Dans le cadre de cette séance, Éric Woerth a proposé de défiscaliser les plus-values en actifs numériques :
« On pourrait imaginer – bien entendu, dans le cadre d’un dispositif précis et selon des critères rigoureux – que les crypto-actifs convertis en monnaie réelle puissent, dans certains cas, lorsque l’argent est investi dans l’économie réelle ou dans le domaine culturel – je pense aux sociétés pour le financement de l’industrie cinématographique et audiovisuelle, les SOFICA, ou au secteur du patrimoine -, bénéficier d’une défiscalisation, d’une neutralisation de la fiscalité, au même titre que les investissements en euros dans ces mêmes domaines. »
Un pas en avant, 2 en arrière
Cette proposition a suscité l’amusement des membres de la Commission, qui semblent ne pas avoir compris la proposition de leur président.
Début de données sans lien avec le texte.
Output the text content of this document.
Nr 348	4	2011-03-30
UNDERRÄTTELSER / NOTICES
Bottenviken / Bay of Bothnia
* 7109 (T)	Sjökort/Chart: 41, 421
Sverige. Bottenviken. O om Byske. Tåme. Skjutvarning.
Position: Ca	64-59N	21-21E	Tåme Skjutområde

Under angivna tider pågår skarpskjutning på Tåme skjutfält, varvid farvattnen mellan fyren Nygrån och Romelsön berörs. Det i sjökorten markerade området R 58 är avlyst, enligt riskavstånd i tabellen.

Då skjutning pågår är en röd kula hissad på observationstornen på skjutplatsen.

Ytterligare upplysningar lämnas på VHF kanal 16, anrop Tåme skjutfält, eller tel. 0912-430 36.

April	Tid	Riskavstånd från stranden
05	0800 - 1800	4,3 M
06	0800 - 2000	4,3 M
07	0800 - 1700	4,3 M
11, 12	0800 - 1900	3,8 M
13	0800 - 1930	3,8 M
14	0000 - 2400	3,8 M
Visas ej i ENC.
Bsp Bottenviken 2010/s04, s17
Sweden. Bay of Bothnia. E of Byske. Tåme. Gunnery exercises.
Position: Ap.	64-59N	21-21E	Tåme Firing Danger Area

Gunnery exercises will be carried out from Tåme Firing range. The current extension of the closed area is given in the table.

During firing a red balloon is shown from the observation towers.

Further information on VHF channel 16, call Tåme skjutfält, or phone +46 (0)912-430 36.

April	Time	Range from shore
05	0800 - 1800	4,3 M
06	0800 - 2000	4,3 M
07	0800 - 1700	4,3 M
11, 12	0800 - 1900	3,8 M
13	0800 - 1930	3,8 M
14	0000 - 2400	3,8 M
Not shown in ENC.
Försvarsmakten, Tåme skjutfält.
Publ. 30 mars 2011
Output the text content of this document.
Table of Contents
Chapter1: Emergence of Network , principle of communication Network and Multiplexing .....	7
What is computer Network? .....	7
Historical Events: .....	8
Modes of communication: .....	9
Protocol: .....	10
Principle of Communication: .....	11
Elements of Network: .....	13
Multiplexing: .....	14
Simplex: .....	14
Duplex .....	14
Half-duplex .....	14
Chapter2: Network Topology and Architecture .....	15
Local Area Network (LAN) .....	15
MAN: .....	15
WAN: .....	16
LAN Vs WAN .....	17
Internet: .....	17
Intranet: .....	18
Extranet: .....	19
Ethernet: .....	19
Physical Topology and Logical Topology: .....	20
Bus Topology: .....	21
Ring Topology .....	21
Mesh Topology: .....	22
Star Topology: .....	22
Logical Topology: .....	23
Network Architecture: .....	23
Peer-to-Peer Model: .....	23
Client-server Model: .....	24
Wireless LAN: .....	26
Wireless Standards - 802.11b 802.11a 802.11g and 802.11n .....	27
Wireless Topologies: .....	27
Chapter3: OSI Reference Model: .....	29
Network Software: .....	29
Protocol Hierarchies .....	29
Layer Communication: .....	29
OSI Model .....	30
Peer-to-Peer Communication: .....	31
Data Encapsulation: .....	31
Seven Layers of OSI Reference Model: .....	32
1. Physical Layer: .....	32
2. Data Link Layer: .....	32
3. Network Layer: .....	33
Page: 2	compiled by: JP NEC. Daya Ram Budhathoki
Voici la réponse des membres et du rapporteur du projet de loi, Laurent Saint-Martin, le candidat La République En Marche pour la présidence de la région Île-de-France :
« M. Laurent Saint-Martin : Je n’ai pas très bien compris, monsieur le président de la commission, si le dispositif que vous proposez permettrait d’investir avec des crypto-actifs dans l’économie réelle et de bénéficier d’une exonération fiscale, ou s’il faudrait d’abord vendre les crypto-actifs et les transformer en euros pour bénéficier ensuite d’une niche fiscale une fois ces euros investis.
M. Éric Woerth, président de la commission des finances : C’est cela !
M. Laurent Saint-Martin, rapporteur : Dans ce cas, la niche existe déjà.
Mme Christine Pires Beaune : C’est la double niche !
Mme Émilie Cariou : Fromage et dessert ! »
Minute de la session de travail de la Commission des finances
Les actifs numériques étant un domaine naissant, les députés de la Commission ne semblent pas connaître le régime d’imposition de cette classe d’actifs. A vrai dire, son cadre juridique est flou et incomplet.
Toutefois, la niche évoquée n’existe pas. Le rapporteur du projet de loi de finances rectificative pour 2021 fait référence aux réductions d’impôt, dont bénéficient les personnes investissant dans le domaine de la culture ou du patrimoine. En revanche, si l’on réinvestit les gains cryptos dans ces secteurs, il faudra passer par la case imposition. Il n’y a donc pas pour le moment de niche, simple ou double.
Ce que souhaite Éric Woerth, c’est justement de supprimer l’impôt sur les plus-values, lorsque les gains financent l’économie. Cela étant, l’amendement a été retiré par Woerth après que le gouvernement ait accepté de se pencher sur la question en détail. Le ministre délégué à la Commission des finances semble enclin à mettre en place ce mécanisme, du moment que cela ne crée pas de double niche fiscale.